Scott bought a plot of land in Queens Road and donated £500 towards the cost of building this church. Visitors to the church can see a plaque commemorating Benjamin Scott on the wall immediately opposite the entrance door.
François Baron was known to Benjamin Scott for his involvement with the Working Men’s Educational Union in London and had moved to Weybridge with his family to help Scott with the evening services. At the first Church Meeting after the church had been dedicated, the members asked François Baron to become their Minister. He was ordained in May 1866 and remained the minster of the new church for 25 years, until 1890.
Church membership grew as the years progressed and a gallery was added in 1886. The arrangement of the church was in the tradition of Congregational churches with the pulpit in the centre, in front of the organ pipes and raised above the dais. This was to emphasise the importance of preaching. The choir pews at this time were also on the dais in two rows facing each other.

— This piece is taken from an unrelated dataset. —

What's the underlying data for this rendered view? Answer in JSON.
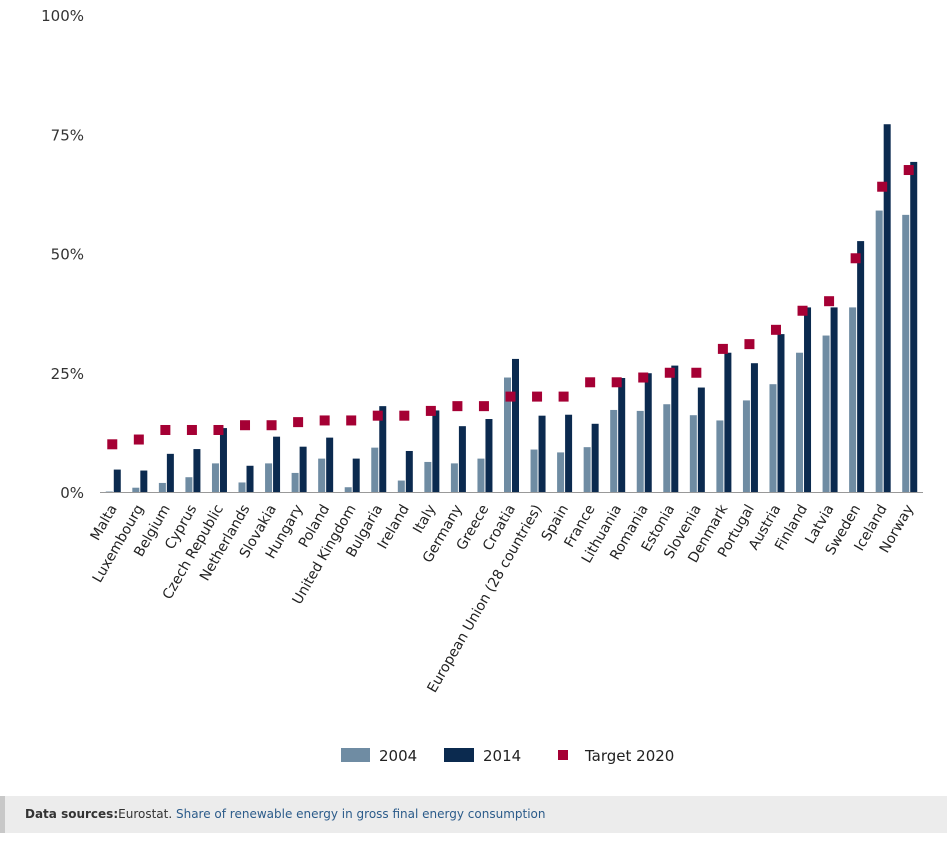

The church’s centenary in 1965 was celebrated with an alteration at the front of the church, making it as it is today. The pulpit was rebuilt on the right, a lectern placed on the left, with the communion table remaining in the centre of the dais.
The organ console and the choir pews were moved to the left, the pews on the same level as the rest of the church. A wooden cross was mounted on the organ pipes, emphasising the importance and significance of this Christian symbol.
More recently, in 1972, the Presbyterian Church of England and the Congregational Union of England & Wales joined to form the United Reformed Church. The Churches of Christ joined the United Church in 1981, and the Congregational Church in Scotland was added in 2000.